News2025.01.14 16:24

Biden’s aides warned Putin about sending incendiary parcels from Vilnius – media

LRT.lt 2025.01.14 16:24

Advisers to US President Joe Biden tried to pass on a warning to Russian President Vladimir Putin last year when American intelligence learned of plans to send explosive devices on cargo planes from Vilnius, the New York Times reports

In the summer, several incidents of shipments catching fire at airports and warehouses in Germany, the UK, and Poland were recorded. It was later reported that the incendiary devices sent from Lithuania on DHL planes were part of a Russian covert operation.

In August, White House officials received secret intelligence that the goal of this Russian operation was to figure out how to move these shipments and start fires on cargo or passenger planes flying to the US and Canada.

Then they began to consider how to get the message to Putin who could prevent the attacks.

Biden’s top advisers examined conversations between the leaders of Russian military intelligence (GRU), where they discussed plans to try to send everyday objects that would catch fire.

Once the Russians understood how such shipments would pass through cargo inspection systems and how long it would take to send them, they prepared for the next step – sending such shipments by planes to the US and Canada, where they would catch fire once they were unloaded.

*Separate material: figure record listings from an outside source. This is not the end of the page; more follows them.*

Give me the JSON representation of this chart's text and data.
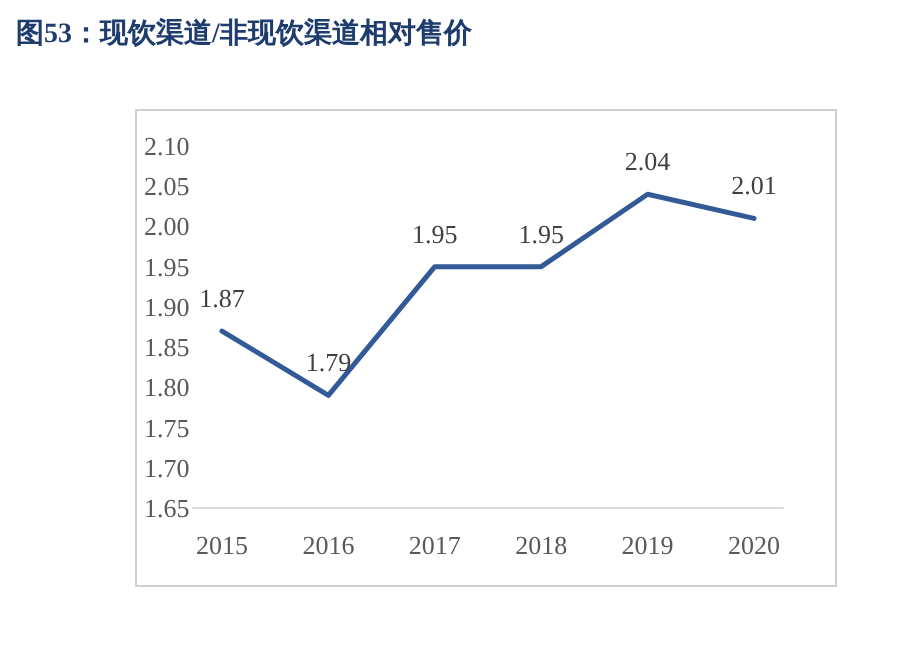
{
  "chart_data": {
    "type": "line",
    "title": "图53：现饮渠道/非现饮渠道相对售价",
    "categories": [
      "2015",
      "2016",
      "2017",
      "2018",
      "2019",
      "2020"
    ],
    "series": [
      {
        "color": "#325a96",
        "values": [
          1.87,
          1.79,
          1.95,
          1.95,
          2.04,
          2.01
        ]
      }
    ],
    "ylim": [
      1.65,
      2.1
    ],
    "yticks": [
      {
        "value": 1.65,
        "label": "1.65"
      },
      {
        "value": 1.7,
        "label": "1.70"
      },
      {
        "value": 1.75,
        "label": "1.75"
      },
      {
        "value": 1.8,
        "label": "1.80"
      },
      {
        "value": 1.85,
        "label": "1.85"
      },
      {
        "value": 1.9,
        "label": "1.90"
      },
      {
        "value": 1.95,
        "label": "1.95"
      },
      {
        "value": 2.0,
        "label": "2.00"
      },
      {
        "value": 2.05,
        "label": "2.05"
      },
      {
        "value": 2.1,
        "label": "2.10"
      }
    ],
    "data_labels": true,
    "grid": false,
    "marker": "none",
    "line_style": "solid"
  }
}
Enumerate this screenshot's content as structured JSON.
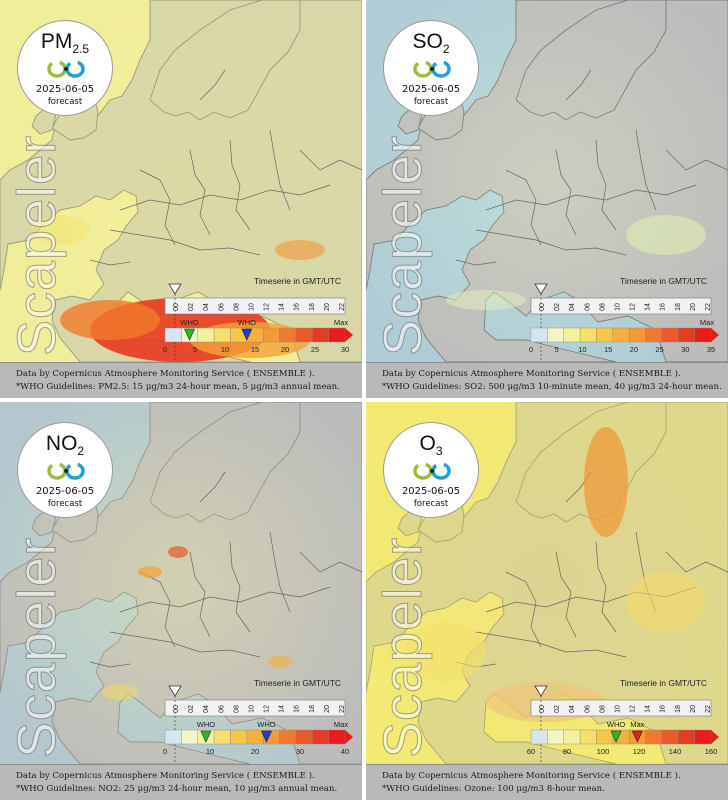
{
  "timeserie_label": "Timeserie in GMT/UTC",
  "date": "2025-06-05",
  "forecast_label": "forecast",
  "watermark": "Scapeler",
  "logo_colors": {
    "green": "#9cbd3b",
    "blue": "#1f9fd8",
    "dot": "#222222"
  },
  "time_ticks": [
    "00",
    "02",
    "04",
    "06",
    "08",
    "10",
    "12",
    "14",
    "16",
    "18",
    "20",
    "22"
  ],
  "panels": [
    {
      "pollutant": "PM",
      "pollutant_sub": "2.5",
      "ticks": [
        "0",
        "5",
        "10",
        "15",
        "20",
        "25",
        "30"
      ],
      "max_label": "Max",
      "who_labels": [
        "WHO",
        "WHO"
      ],
      "caption_line1": "Data by Copernicus Atmosphere Monitoring Service ( ENSEMBLE ).",
      "caption_line2": "*WHO Guidelines: PM2.5: 15 μg/m3 24-hour mean, 5 μg/m3 annual mean."
    },
    {
      "pollutant": "SO",
      "pollutant_sub": "2",
      "ticks": [
        "0",
        "5",
        "10",
        "15",
        "20",
        "25",
        "30",
        "35"
      ],
      "max_label": "Max",
      "who_labels": [],
      "caption_line1": "Data by Copernicus Atmosphere Monitoring Service ( ENSEMBLE ).",
      "caption_line2": "*WHO Guidelines: SO2: 500 μg/m3 10-minute mean, 40 μg/m3 24-hour mean."
    },
    {
      "pollutant": "NO",
      "pollutant_sub": "2",
      "ticks": [
        "0",
        "10",
        "20",
        "30",
        "40"
      ],
      "max_label": "Max",
      "who_labels": [
        "WHO",
        "WHO"
      ],
      "caption_line1": "Data by Copernicus Atmosphere Monitoring Service ( ENSEMBLE ).",
      "caption_line2": "*WHO Guidelines: NO2: 25 μg/m3 24-hour mean, 10 μg/m3 annual mean."
    },
    {
      "pollutant": "O",
      "pollutant_sub": "3",
      "ticks": [
        "60",
        "80",
        "100",
        "120",
        "140",
        "160"
      ],
      "max_label": "Max",
      "who_labels": [
        "WHO"
      ],
      "caption_line1": "Data by Copernicus Atmosphere Monitoring Service ( ENSEMBLE ).",
      "caption_line2": "*WHO Guidelines: Ozone: 100 μg/m3 8-hour mean."
    }
  ]
}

“The risk of catastrophic error was clear – that these could catch fire in a fully loaded aircraft,” said Alejandro Mayorkas, the US Secretary of Homeland Security, in a recent interview.

In August, Mayorkas introduced new cargo inspection requirements. In October, when the warnings resurged, he secretly pressured the CEOs of the largest airlines flying to the US to speed up steps to prevent midair disasters.

Meanwhile, White House officials were trying to establish whether Putin himself was aware of the plan, and efforts were made to warn him to stop such actions.

Similar to October 2022, when the US believed that Russia was about to use nuclear weapons in Ukraine, Biden sent his National Security Adviser Jake Sullivan and CIA Director William J. Burns to deliver a series of warnings to Putin’s advisers.

According to one senior official, quoted by NYT, it took many conversations to ensure that the message reached Putin and was heard.

The core of the warning was that if such sabotage caused a large number of casualties on the ground or in the air, the US would hold Russia responsible for “enabling terrorism“. Sullivan and Burns did not specify what that response would be but made clear it would take the shadow war between Washington and Moscow to new levels.

The warning reached Putin, officials told the NYT, and such incidents in Europe have ceased, at least for now. However, it is not clear whether Putin has ordered them to stop and for how long. Officials say Russia may simply be preparing to build better and more covert sabotage devices.